Brian Hook, US special envoy for Iran, also accused the country's leaders of hypocrisy for continuing to use social media while imposing an internet blackout across the country.

"It is a deeply hypocritical regime," Mr Hook told Bloomberg. "It shuts down the internet while its government continues to use all of these social media accounts.

"We are calling on social media companies like Facebook and Instagram and Twitter to shut down the accounts of supreme leader [Ayatollah Ali] Khamenei, the Foreign Minister [Javad] Zarif and President [Hassan] Rouhani until they restore the internet to their own people."

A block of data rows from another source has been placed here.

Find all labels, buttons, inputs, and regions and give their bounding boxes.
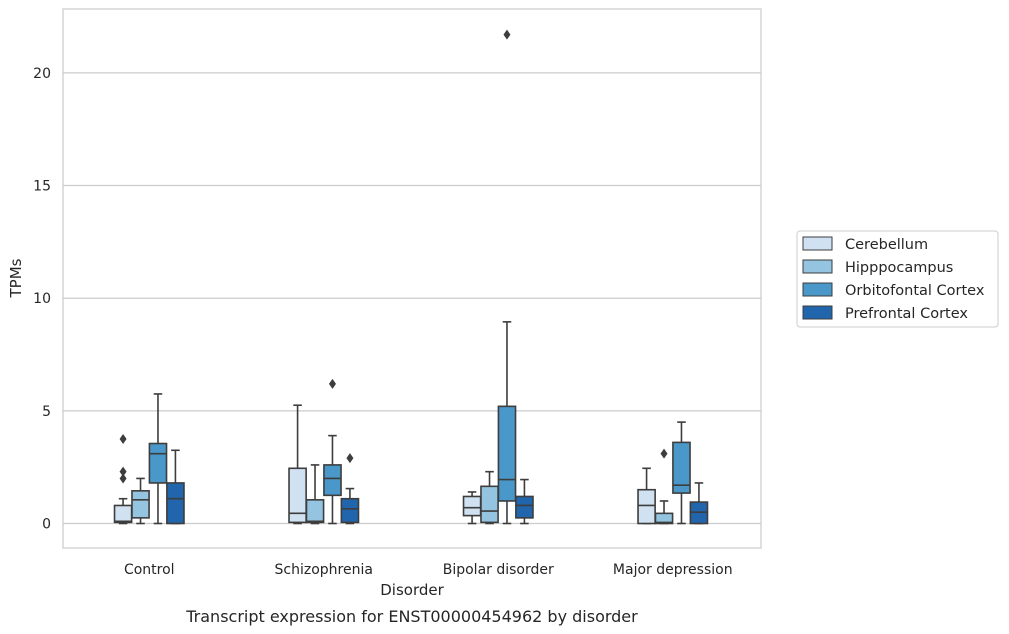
box-2-1 (323, 378, 342, 525)
legend-items: Cerebellum Hipppocampus Orbitofontal Corte… (802, 236, 985, 322)
box-2-2 (497, 29, 517, 525)
box-0-0 (113, 434, 133, 525)
legend-frame (796, 230, 999, 328)
box-1-3 (654, 448, 674, 525)
box-rect (515, 495, 534, 519)
box-rect (113, 504, 133, 524)
box-rect (131, 490, 150, 519)
y-tick-label-20: 20 (33, 66, 51, 82)
outlier-0 (503, 29, 511, 40)
y-tick-label-5: 5 (42, 404, 51, 420)
box-0-1 (288, 404, 307, 525)
box-3-0 (166, 449, 185, 525)
x-tick-label-1: Schizophrenia (275, 562, 373, 578)
legend: Cerebellum Hipppocampus Orbitofontal Corte… (796, 230, 999, 328)
box-rect (654, 512, 674, 525)
x-tick-label-2: Bipolar disorder (443, 562, 554, 578)
box-2-3 (672, 421, 691, 525)
legend-swatch (802, 259, 833, 274)
outlier-0 (328, 378, 336, 389)
x-tick-label-0: Control (124, 562, 175, 578)
box-rect (288, 467, 307, 524)
y-tick-label-15: 15 (33, 179, 51, 195)
box-rect (480, 485, 499, 524)
grid-lines (63, 72, 761, 525)
box-0-2 (462, 491, 482, 525)
box-0-3 (637, 467, 656, 525)
x-tick-label-3: Major depression (613, 562, 733, 578)
y-axis-ticks: 0 5 10 15 20 (33, 66, 51, 533)
box-1-0 (131, 477, 150, 525)
legend-item-0: Cerebellum (802, 236, 928, 253)
y-axis-label: TPMs (7, 258, 25, 298)
legend-item-2: Orbitofontal Cortex (802, 282, 985, 299)
outlier-0 (346, 453, 354, 464)
box-rect (166, 482, 185, 525)
legend-label: Prefrontal Cortex (845, 306, 968, 322)
box-rect (340, 497, 360, 524)
x-axis-ticks: Control Schizophrenia Bipolar disorder Majo… (124, 562, 733, 578)
box-rect (637, 488, 656, 525)
box-rect (148, 442, 168, 484)
box-rect (462, 495, 482, 517)
box-rect (305, 499, 325, 524)
box-3-3 (689, 482, 709, 525)
box-rect (323, 464, 342, 497)
x-axis-label: Disorder (380, 581, 444, 599)
box-series-layer (113, 29, 709, 525)
y-tick-label-0: 0 (42, 517, 51, 533)
outlier-0 (660, 448, 668, 459)
legend-swatch (802, 236, 833, 251)
box-3-2 (515, 478, 534, 525)
legend-swatch (802, 305, 833, 320)
legend-label: Orbitofontal Cortex (845, 283, 985, 299)
legend-item-1: Hipppocampus (802, 259, 953, 276)
legend-swatch (802, 282, 833, 297)
outlier-1 (119, 466, 127, 477)
box-rect (497, 405, 517, 502)
legend-label: Cerebellum (845, 237, 928, 253)
box-2-0 (148, 393, 168, 525)
chart-caption: Transcript expression for ENST0000045496… (185, 607, 638, 626)
box-1-2 (480, 470, 499, 525)
legend-label: Hipppocampus (845, 260, 953, 276)
outlier-0 (119, 473, 127, 484)
outlier-2 (119, 434, 127, 445)
plot-area-frame (62, 8, 762, 549)
legend-item-3: Prefrontal Cortex (802, 305, 968, 322)
box-rect (672, 441, 691, 494)
y-tick-label-10: 10 (33, 291, 51, 307)
box-1-1 (305, 464, 325, 525)
box-3-1 (340, 453, 360, 525)
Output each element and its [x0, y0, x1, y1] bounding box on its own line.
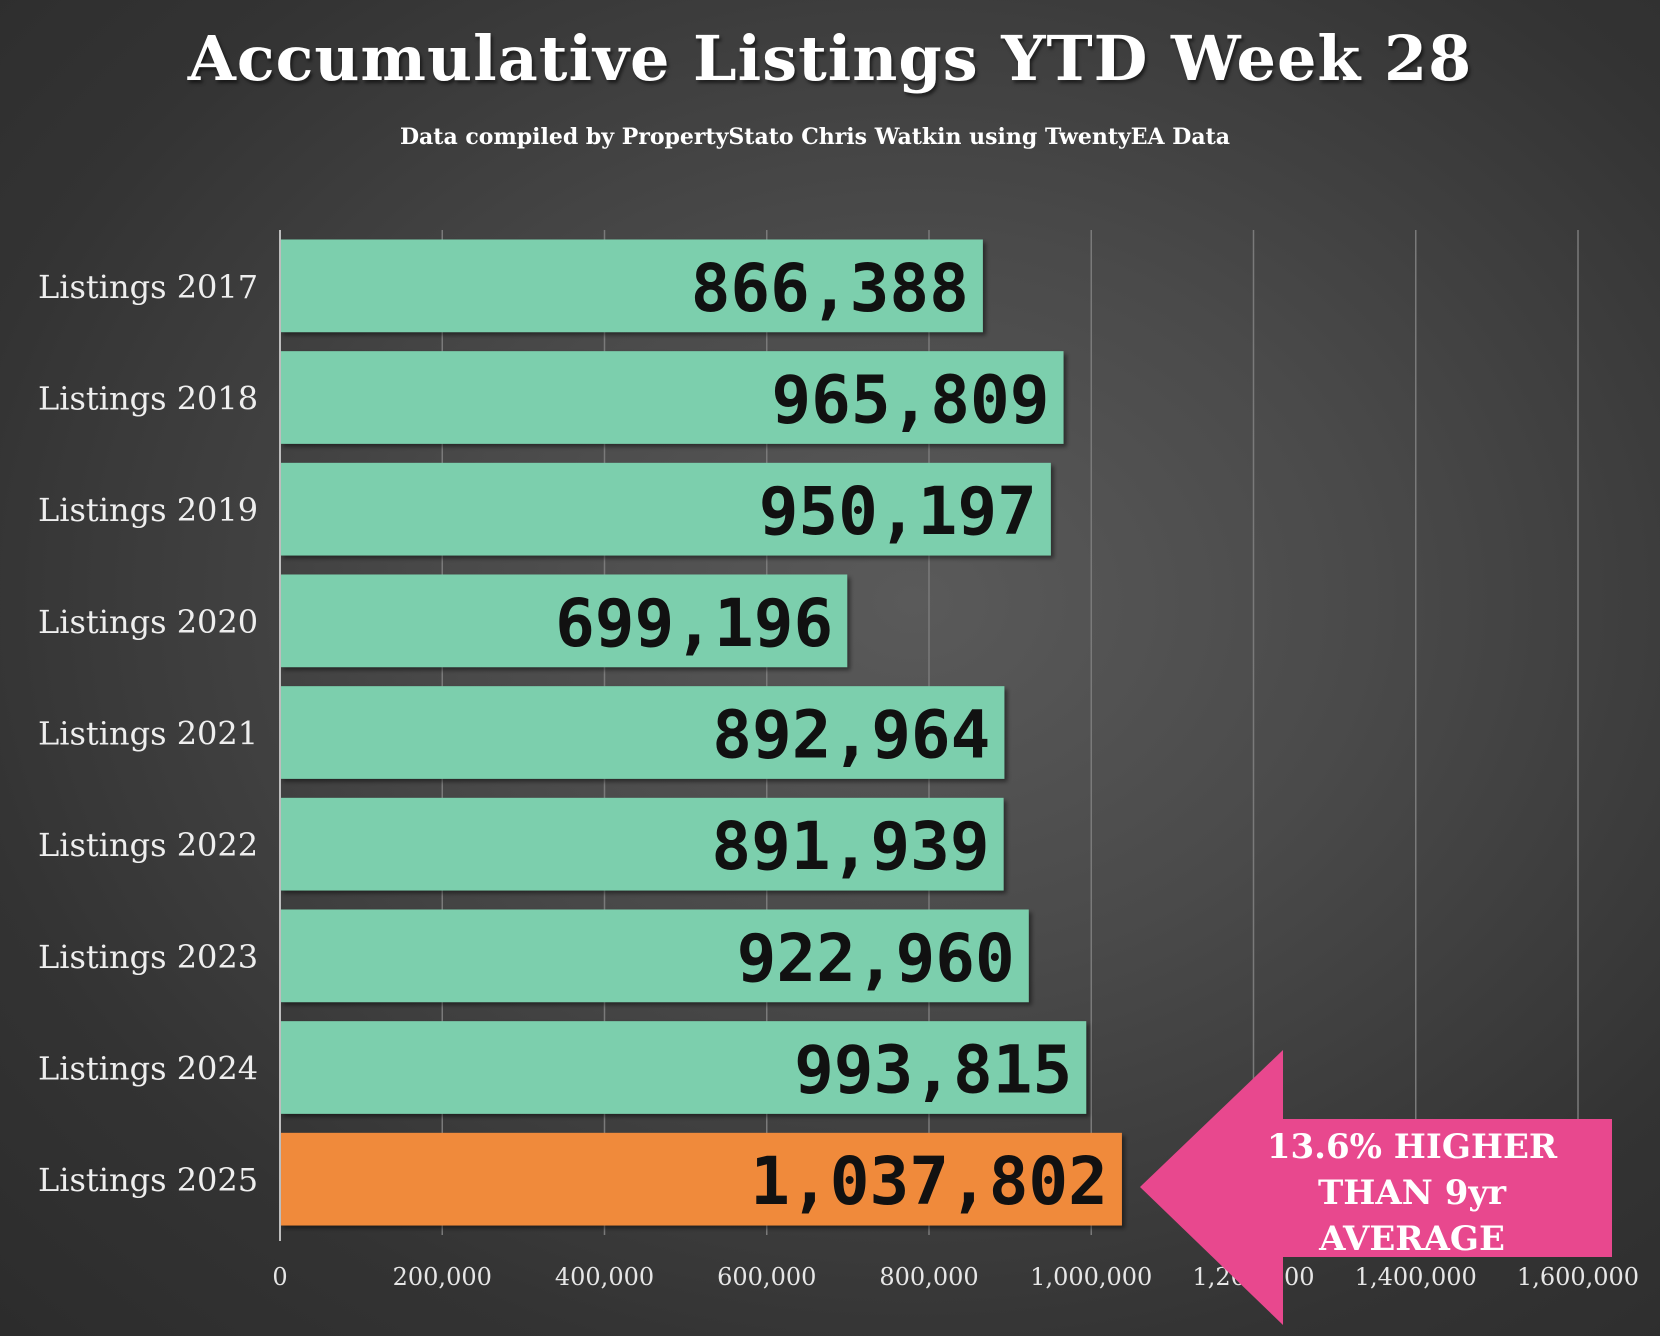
x-tick-label: 400,000	[555, 1263, 654, 1291]
bar	[280, 686, 1005, 779]
data-label: 950,197	[759, 473, 1037, 550]
data-label: 1,037,802	[750, 1143, 1108, 1220]
bars	[280, 239, 1122, 1226]
category-label: Listings 2021	[38, 715, 258, 753]
data-label: 922,960	[737, 920, 1015, 997]
category-label: Listings 2018	[38, 380, 258, 418]
bar	[280, 1021, 1087, 1114]
data-label: 892,964	[712, 697, 990, 774]
data-label: 699,196	[555, 585, 833, 662]
category-label: Listings 2022	[38, 826, 258, 864]
data-labels: 866,388 965,809 950,197 699,196 892,964 891,9…	[555, 250, 1108, 1220]
callout-arrow-shape	[1140, 1050, 1612, 1325]
category-label: Listings 2023	[38, 938, 258, 976]
category-label: Listings 2019	[38, 491, 258, 529]
chart-title: Accumulative Listings YTD Week 28	[187, 22, 1473, 95]
x-tick-label: 800,000	[879, 1263, 978, 1291]
bar	[280, 797, 1004, 891]
x-tick-label: 200,000	[393, 1263, 492, 1291]
axes: 0 200,000 400,000 600,000 800,000 1,000,000 1,…	[38, 230, 1639, 1291]
x-tick-label: 1,000,000	[1030, 1263, 1152, 1291]
bar	[280, 909, 1029, 1003]
x-tick-label: 0	[272, 1263, 287, 1291]
bar	[280, 351, 1064, 444]
data-label: 891,939	[711, 808, 989, 885]
callout-text: 13.6% HIGHER THAN 9yr AVERAGE	[1266, 1127, 1558, 1259]
bar	[280, 462, 1051, 556]
data-label: 866,388	[691, 250, 969, 327]
x-tick-label: 1,400,000	[1355, 1263, 1477, 1291]
category-label: Listings 2020	[38, 603, 258, 641]
category-label: Listings 2024	[38, 1050, 258, 1088]
bar	[280, 239, 983, 333]
x-tick-label: 600,000	[717, 1263, 816, 1291]
data-label: 993,815	[794, 1032, 1072, 1109]
bar	[280, 1132, 1122, 1226]
data-label: 965,809	[771, 362, 1049, 439]
category-label: Listings 2025	[38, 1161, 258, 1199]
chart-subtitle: Data compiled by PropertyStato Chris Wat…	[399, 124, 1231, 150]
x-tick-label: 1,600,000	[1517, 1263, 1639, 1291]
category-label: Listings 2017	[38, 268, 258, 306]
bar	[280, 574, 848, 668]
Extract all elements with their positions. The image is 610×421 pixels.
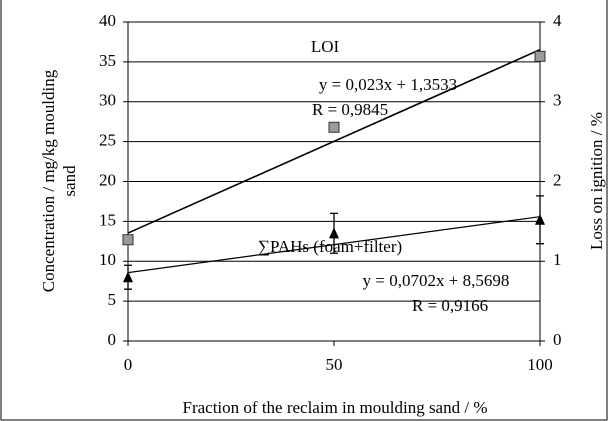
- marker: [329, 227, 339, 239]
- marker: [535, 213, 545, 225]
- x-axis-title: Fraction of the reclaim in moulding sand…: [183, 398, 488, 417]
- y2-tick-label: 2: [553, 170, 562, 189]
- y-tick-label: 0: [108, 330, 117, 349]
- trendline: [127, 48, 541, 234]
- trendline-equation: y = 0,023x + 1,3533: [319, 75, 457, 94]
- y-tick-label: 25: [99, 131, 116, 150]
- y-tick-label: 35: [99, 51, 116, 70]
- series-label: LOI: [311, 37, 340, 56]
- trendline-r: R = 0,9166: [412, 296, 488, 315]
- y2-tick-label: 1: [553, 250, 562, 269]
- y-tick-label: 30: [99, 91, 116, 110]
- y2-tick-label: 4: [553, 11, 562, 30]
- marker: [534, 50, 546, 62]
- y2-tick-label: 3: [553, 91, 562, 110]
- x-tick-label: 100: [527, 355, 553, 374]
- trendline-r: R = 0,9845: [312, 100, 388, 119]
- y-axis-title: Concentration / mg/kg moulding: [39, 69, 58, 292]
- y2-tick-label: 0: [553, 330, 562, 349]
- x-tick-label: 50: [326, 355, 343, 374]
- marker: [123, 271, 133, 283]
- x-tick-label: 0: [124, 355, 133, 374]
- marker: [122, 234, 134, 246]
- y-tick-label: 40: [99, 11, 116, 30]
- series-label: ∑PAHs (foam+filter): [258, 237, 402, 256]
- marker: [328, 121, 340, 133]
- y-tick-label: 5: [108, 290, 117, 309]
- y-tick-label: 15: [99, 210, 116, 229]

The Iranian government cut off the internet across the country on November 16 before a crackdown on nationwide protests against a steep increase in fuel prices announced a day earlier.

Landline connections have been restored gradually since Thursday as officials said the protests were quelled after hundreds of arrests.

Connectivity was back on Sunday for much of the country but not through mobile networks, monitor NetBlocks said.

Internet connectivity on the main mobile service providers MCI, Rightel and Irancell was at zero, 1 and 28 per cent on Sunday afternoon, NetBlocks said.

The US imposed sanctions on Iranian Communications Minister Javad Jahromi on Friday for his role in the blackout.

"The regime shut down the internet because they're trying to hide all of the death and tragedy that the regime has been inflicting on thousands of protesters around the country," Mr Hook said.

Iran said five people were killed in the protests, but Amnesty International estimated the toll at more than 100. The UN said at least 1,000 people were arrested by Tuesday.

One hundred and eighty ringleaders had been arrested over the protests, Iran's Fars news agency reported. Officials have blamed the strife on enemies abroad.

"We have arrested all stooges and mercenaries who have explicitly made confessions that they have been mercenaries of America, of [exiled opposition group] Monafeghin and others," said Rear Adm Ali Fadavi, deputy commander in chief of Iran’s Revolutionary Guard Corps.

"We have arrested all of them and, God willing, the judiciary will give them maximum punishments.”

US Secretary of State Mike Pompeo dismissed the allegations of US involvement.

“This has nothing to do with anyone outside of Iran fomenting these protests," Mr Pompeo said.

"This is the Iranian people struggling for freedom, demanding their rights, desiring the capacity to take care of their own people.”

He denied US sanctions were to blame for economic hardship faced by Iranians.

“The reason that the economy is struggling and the reason that you see these protests all across the country are because the Iranian leadership has failed the Iranian people," Mr Pompeo told Iran International Television, based in London.

“They haven’t allowed the economy to grow, they haven’t created opportunity.

"Instead, they’ve behaved like kleptocrats, stealing the wealth of the Iranian people for their own personal enrichment.”